Il y a exactement quatre ans, la Russie de Poutine envahissait l’Ukraine. Des poètes se sont vite levés pour clamer la liberté et l’indépendance de leur pays. Yaryna Chornohuz en fait partie. Son recueil intitulé C’est ainsi que nous demeurons libres en est le témoignage.
Yarina Chornohuz est né à Kiev. Elle a 31 ans. Après des études de philologie et de littérature, elle a travaillé pour un éditeur en faisant des traductions de textes anglais en ukrainien. Dès 2019, elle s’était portée volontaire au sein de l’armée dans la région du Donbass en état de guerre larvée depuis 2014. Lors de l’invasion russe de 2022, Yarina Chornohuz servait comme soldat dans la région de Marioupol. La même année, elle fit un voyage aux États-Unis avec deux autres femmes soldats pour demander de l’aide militaire à la Chambre des députés et au Sénat. Depuis elle est devenue caporal-chef et pilote de drones.

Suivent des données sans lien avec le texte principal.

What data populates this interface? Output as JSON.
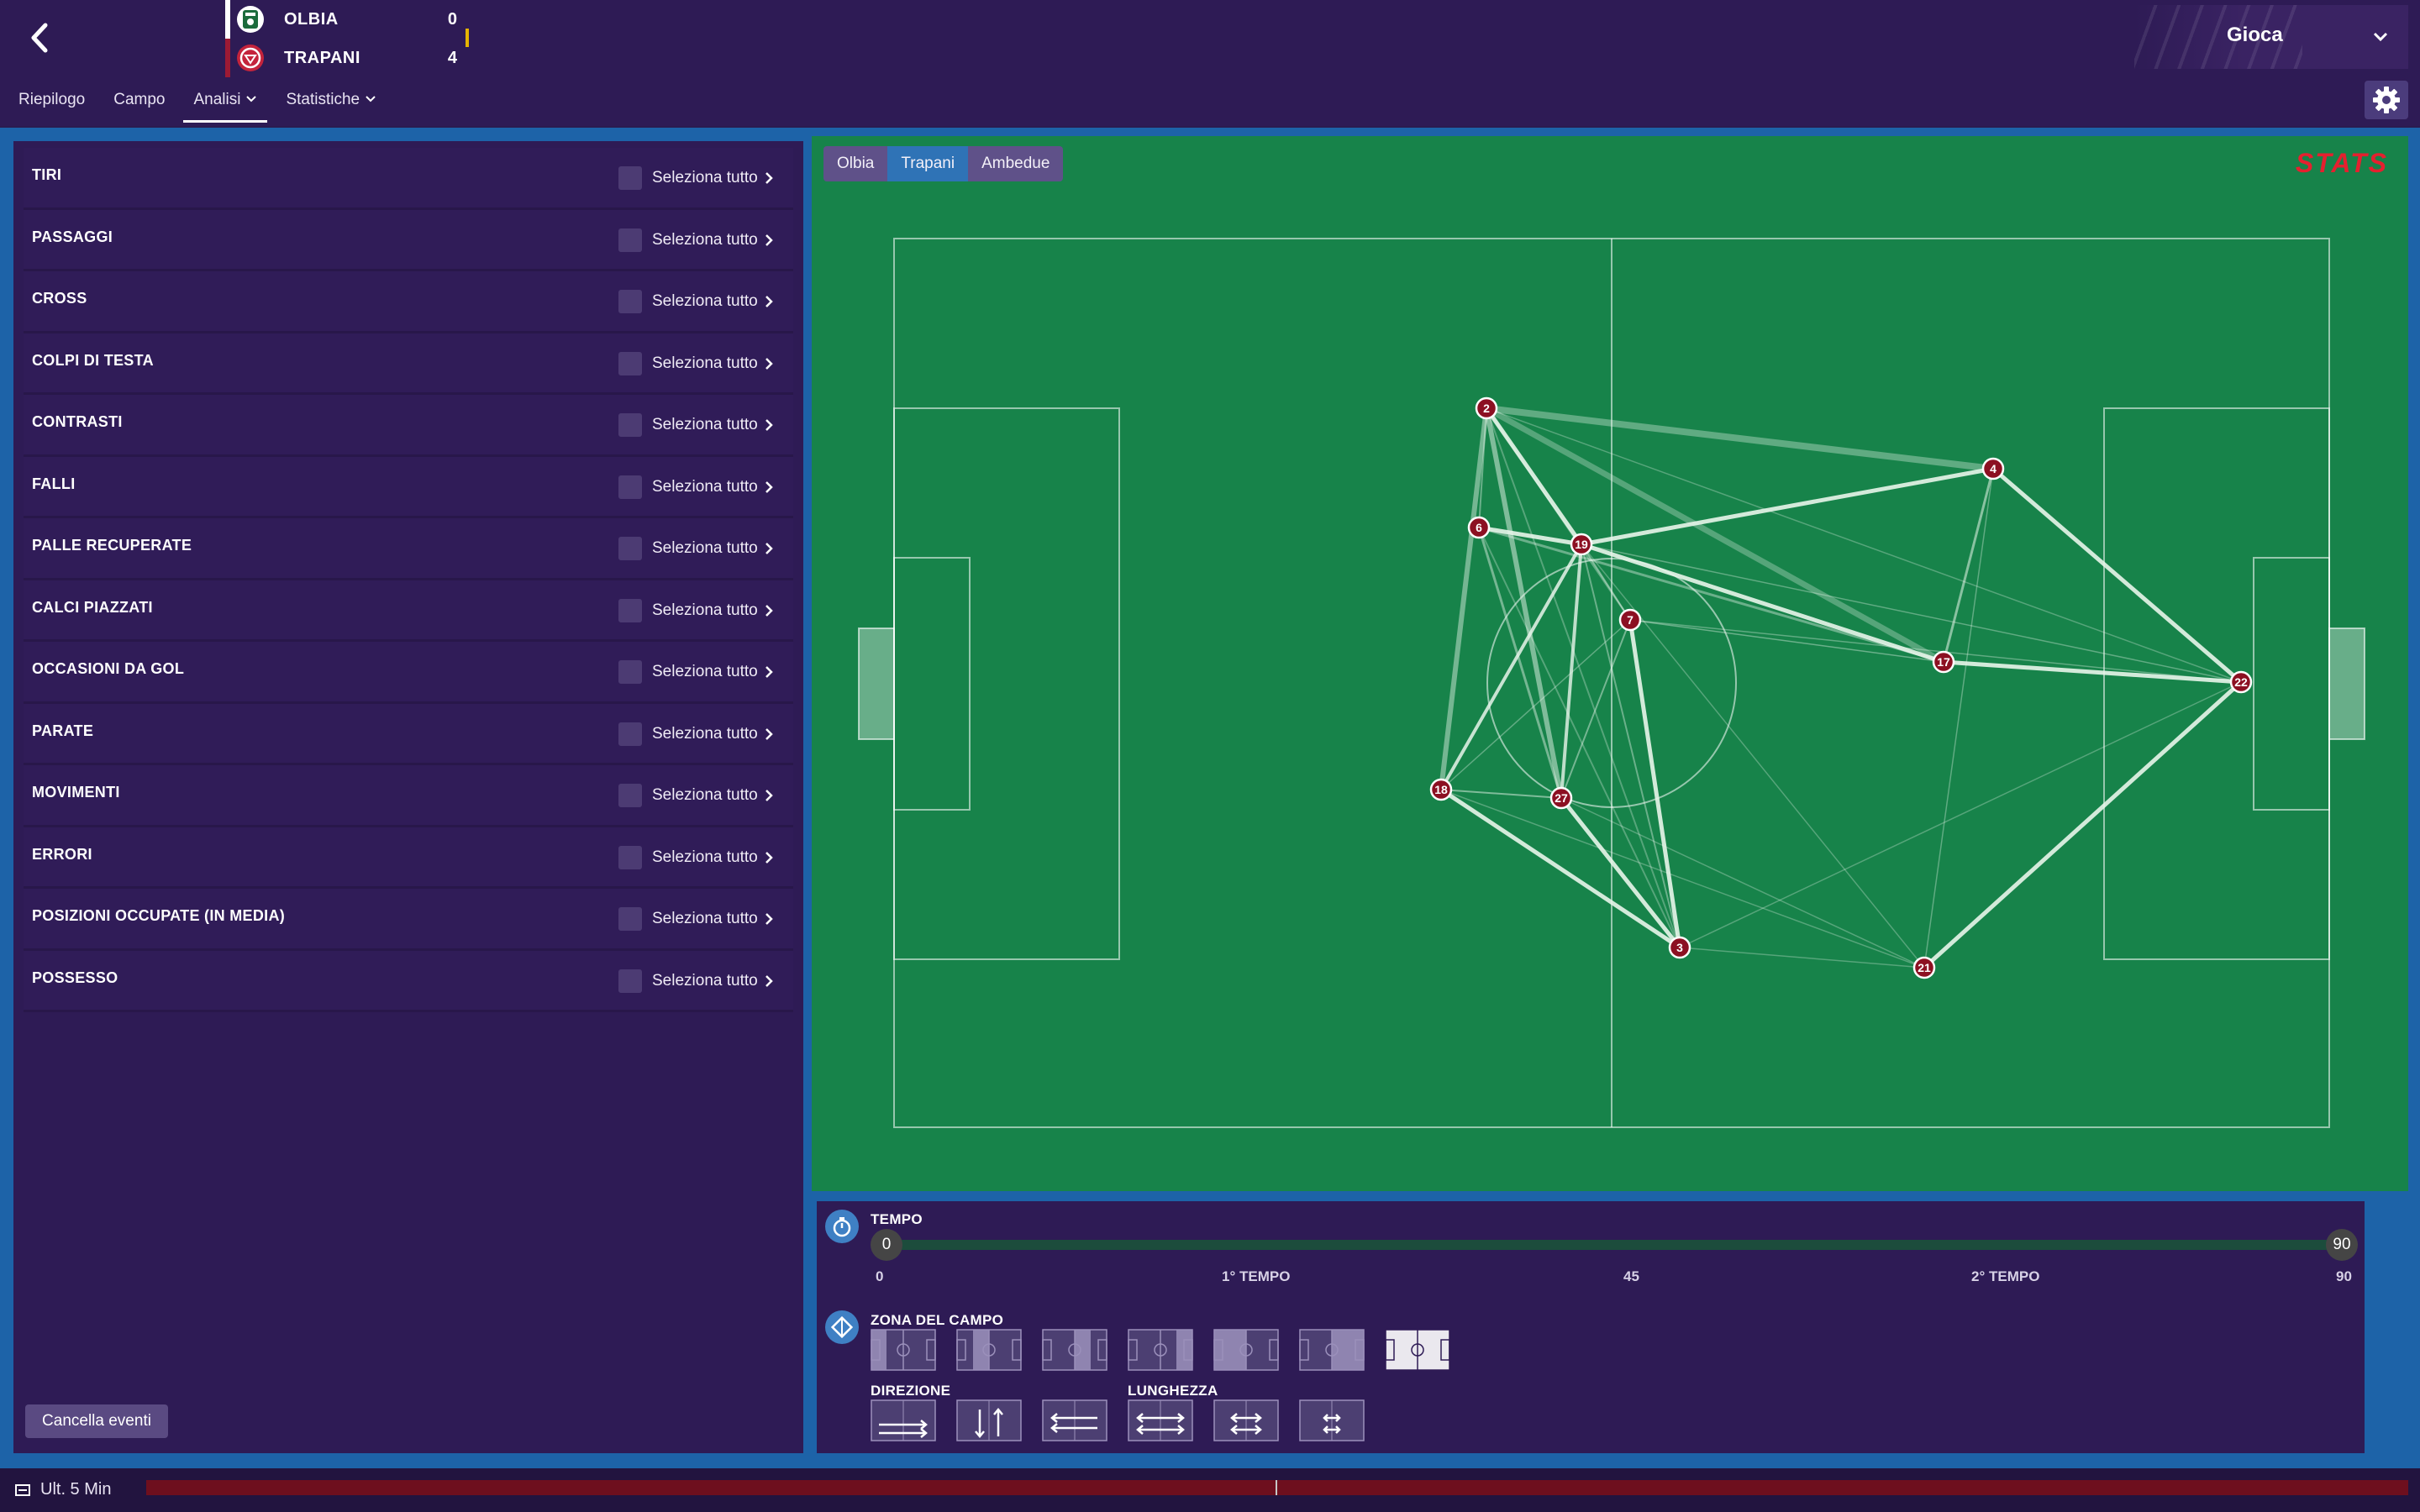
{
  "header": {
    "teams": [
      {
        "name": "OLBIA",
        "score": "0"
      },
      {
        "name": "TRAPANI",
        "score": "4"
      }
    ],
    "play_label": "Gioca",
    "tabs": [
      "Riepilogo",
      "Campo",
      "Analisi",
      "Statistiche"
    ],
    "active_tab": "Analisi"
  },
  "categories": [
    {
      "name": "TIRI",
      "select_label": "Seleziona tutto"
    },
    {
      "name": "PASSAGGI",
      "select_label": "Seleziona tutto"
    },
    {
      "name": "CROSS",
      "select_label": "Seleziona tutto"
    },
    {
      "name": "COLPI DI TESTA",
      "select_label": "Seleziona tutto"
    },
    {
      "name": "CONTRASTI",
      "select_label": "Seleziona tutto"
    },
    {
      "name": "FALLI",
      "select_label": "Seleziona tutto"
    },
    {
      "name": "PALLE RECUPERATE",
      "select_label": "Seleziona tutto"
    },
    {
      "name": "CALCI PIAZZATI",
      "select_label": "Seleziona tutto"
    },
    {
      "name": "OCCASIONI DA GOL",
      "select_label": "Seleziona tutto"
    },
    {
      "name": "PARATE",
      "select_label": "Seleziona tutto"
    },
    {
      "name": "MOVIMENTI",
      "select_label": "Seleziona tutto"
    },
    {
      "name": "ERRORI",
      "select_label": "Seleziona tutto"
    },
    {
      "name": "POSIZIONI OCCUPATE (IN MEDIA)",
      "select_label": "Seleziona tutto"
    },
    {
      "name": "POSSESSO",
      "select_label": "Seleziona tutto"
    }
  ],
  "cancel_label": "Cancella eventi",
  "pitch": {
    "team_toggle": [
      "Olbia",
      "Trapani",
      "Ambedue"
    ],
    "active_team": "Trapani",
    "provider_logo": "STATS",
    "players": [
      "2",
      "4",
      "6",
      "19",
      "7",
      "17",
      "22",
      "18",
      "27",
      "3",
      "21"
    ]
  },
  "filters": {
    "time_title": "TEMPO",
    "time_start": "0",
    "time_end": "90",
    "ticks": [
      "0",
      "1° TEMPO",
      "45",
      "2° TEMPO",
      "90"
    ],
    "zone_title": "ZONA DEL CAMPO",
    "direction_title": "DIREZIONE",
    "length_title": "LUNGHEZZA",
    "selected_zone_index": 6
  },
  "bottom": {
    "label": "Ult. 5 Min"
  },
  "colors": {
    "background": "#2b1b4f",
    "frame_blue": "#1d63a8",
    "pitch_green": "#17834a",
    "player_marker": "#8c1022",
    "timeline": "#6e0f1e",
    "accent_gold": "#e6b400"
  }
}
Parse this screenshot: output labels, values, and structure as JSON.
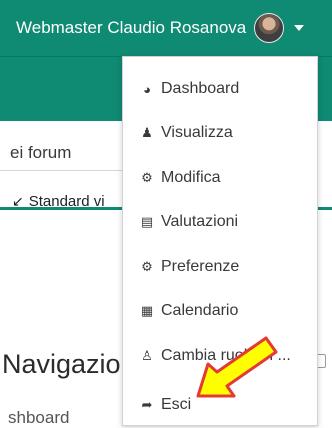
{
  "header": {
    "user_name": "Webmaster Claudio Rosanova",
    "colors": {
      "navbar": "#0f8a73",
      "accent": "#0f8a73"
    }
  },
  "background": {
    "search_fragment": "ei forum",
    "standard_view": "Standard vi",
    "nav_title": "Navigazio",
    "nav_item": "shboard"
  },
  "user_menu": {
    "items": [
      {
        "label": "Dashboard",
        "icon": "tachometer-icon"
      },
      {
        "label": "Visualizza",
        "icon": "user-icon"
      },
      {
        "label": "Modifica",
        "icon": "cog-icon"
      },
      {
        "label": "Valutazioni",
        "icon": "table-icon"
      },
      {
        "label": "Preferenze",
        "icon": "wrench-icon"
      },
      {
        "label": "Calendario",
        "icon": "calendar-icon"
      },
      {
        "label": "Cambia ruolo in ...",
        "icon": "user-outline-icon"
      },
      {
        "label": "Esci",
        "icon": "sign-out-icon"
      }
    ]
  },
  "annotation": {
    "arrow": "yellow-arrow",
    "color": "#ffff00",
    "outline": "#e53935"
  }
}
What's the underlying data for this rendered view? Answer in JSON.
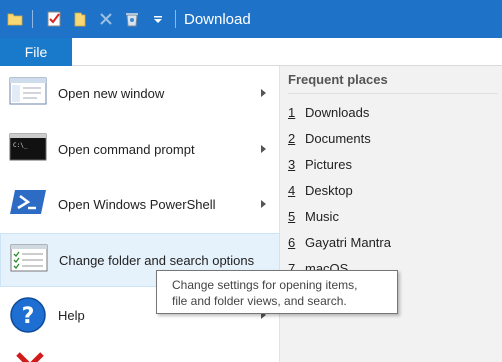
{
  "window": {
    "title": "Download"
  },
  "ribbon": {
    "file_tab": "File"
  },
  "menu": {
    "items": [
      {
        "label": "Open new window",
        "icon": "new-window-icon",
        "has_submenu": true
      },
      {
        "label": "Open command prompt",
        "icon": "command-prompt-icon",
        "has_submenu": true
      },
      {
        "label": "Open Windows PowerShell",
        "icon": "powershell-icon",
        "has_submenu": true
      },
      {
        "label": "Change folder and search options",
        "icon": "folder-options-icon",
        "has_submenu": false
      },
      {
        "label": "Help",
        "icon": "help-icon",
        "has_submenu": true
      }
    ]
  },
  "frequent_places": {
    "header": "Frequent places",
    "items": [
      {
        "num": "1",
        "label": "Downloads"
      },
      {
        "num": "2",
        "label": "Documents"
      },
      {
        "num": "3",
        "label": "Pictures"
      },
      {
        "num": "4",
        "label": "Desktop"
      },
      {
        "num": "5",
        "label": "Music"
      },
      {
        "num": "6",
        "label": "Gayatri Mantra"
      },
      {
        "num": "7",
        "label": "macOS"
      }
    ]
  },
  "tooltip": {
    "line1": "Change settings for opening items,",
    "line2": "file and folder views, and search."
  },
  "colors": {
    "titlebar": "#1e73c9",
    "file_tab": "#1979ca",
    "hover": "#e5f1fb"
  }
}
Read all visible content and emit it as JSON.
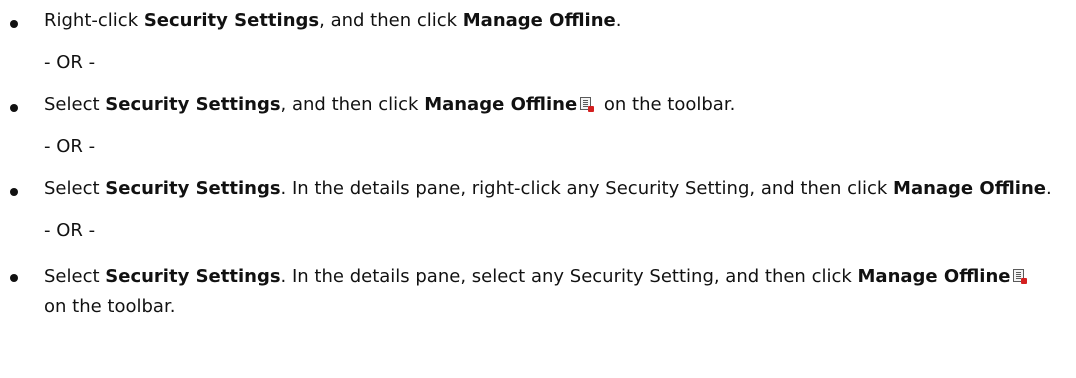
{
  "steps": [
    {
      "t1": "Right-click ",
      "b1": "Security Settings",
      "t2": ", and then click ",
      "b2": "Manage Offline",
      "t3": "."
    },
    {
      "t1": "Select ",
      "b1": "Security Settings",
      "t2": ", and then click ",
      "b2": "Manage Offline",
      "t3": " on the toolbar."
    },
    {
      "t1": "Select ",
      "b1": "Security Settings",
      "t2": ". In the details pane, right-click any Security Setting, and then click ",
      "b2": "Manage Offline",
      "t3": "."
    },
    {
      "t1": "Select ",
      "b1": "Security Settings",
      "t2": ". In the details pane, select any Security Setting, and then click ",
      "b2": "Manage Offline",
      "t3": " on the toolbar."
    }
  ],
  "separator": "- OR -",
  "icon": "manage-offline-icon",
  "colors": {
    "text": "#111111",
    "icon_accent": "#d42020"
  }
}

La poétesse ukrainienne raconte dans son recueil, avec émotion, ce qu’elle voit autour d’elle. A la fois les menus faits de la guerre et les moments les plus tragiques. Le paysage est au diapason des souffrances subies par son peuple. « ô Don du Nord tes rives sont une zone grise/ici les gens en chassent d’autres/et moi je suis parmi eux/je veux nous voir libres, moi et toi/libres de l’ennemi russe ». La poésie est vite devenue pour Yaryna Chornohuz un outil de résistance et de préservation de l’identité ukrainienne. Quand elle rend hommage aux morts sur le champ de bataille, elle clame fort la liberté de son pays. Ainsi dans ce poème où elle unit les vivants et les morts : « Il n’y a pas de morts au-delà/ils luttent derrière le dos des vivants/et abattent dix ennemis en un coup/à la pause cigarette entre deux tirs/ils chuchotent aux vivants/la mort, on lui a déjà survécu/et pourtant, vous voyez, on continue à lutter à vos côtés/il faut savoir nous voir/mais tout le monde n’en n’est pas capable ».
Sa venue à Rennes
Yaryna Chornohuz a reçu pour son livre le prix national de littérature ukrainienne, le prix Taras-Chevtchenko, du nom de ce célèbre poète ukrainien (1814-1861) chantre de la liberté et de l’indépendance de son pays (dont l’université de Kiev porte le nom) et qui écrivait : « Quand je mourrai enterrez-moi/dans une tombe du milieu de la steppe/de ma chère Ukraine ». La poétesse ukrainienne évoque d’ailleurs, dans l’un de ses poèmes, cette steppe ukrainienne où l’on meurt aujourd’hui pour la liberté : « tu es comme le vent des steppes/et si désuète que soit cette comparaison je la répéterai encore/tu es comme le vent des steppes/depuis que tu as quitté le monde des vivants/et si profonde que soit la forêt où je cours/si profondément essoufflée que je sois/à force de courir/tu continues à me porter sur ton dos ». Sans doute une adresse à son compagnon tué par un sniper sur le front en 2020.
En novembre 2024, Yarina Chornohuz avait participé, aux Champs libres, à Rennes, à la rencontre « Face à la guerre-dialogues européens ». A cette occasion, elle avait lu en français le premier poème de son recueil, dédié à Koutcher, nom de combattant se son compagnon. « si nous restons en vie/j’essaierai pour la première fois/de planter une tige dans un champ /épargné par les mines/planter avec mes mains d’habitante des villes/qui n’a vu/ce que cache l’asphalte/qu’avec l’arrivée de la guerre ».
Pierre TANGUY.
C’est ainsi que nous demeurons libres, Yaryna Chornohuz, Le Tripode, 110 lignes, 16 euros.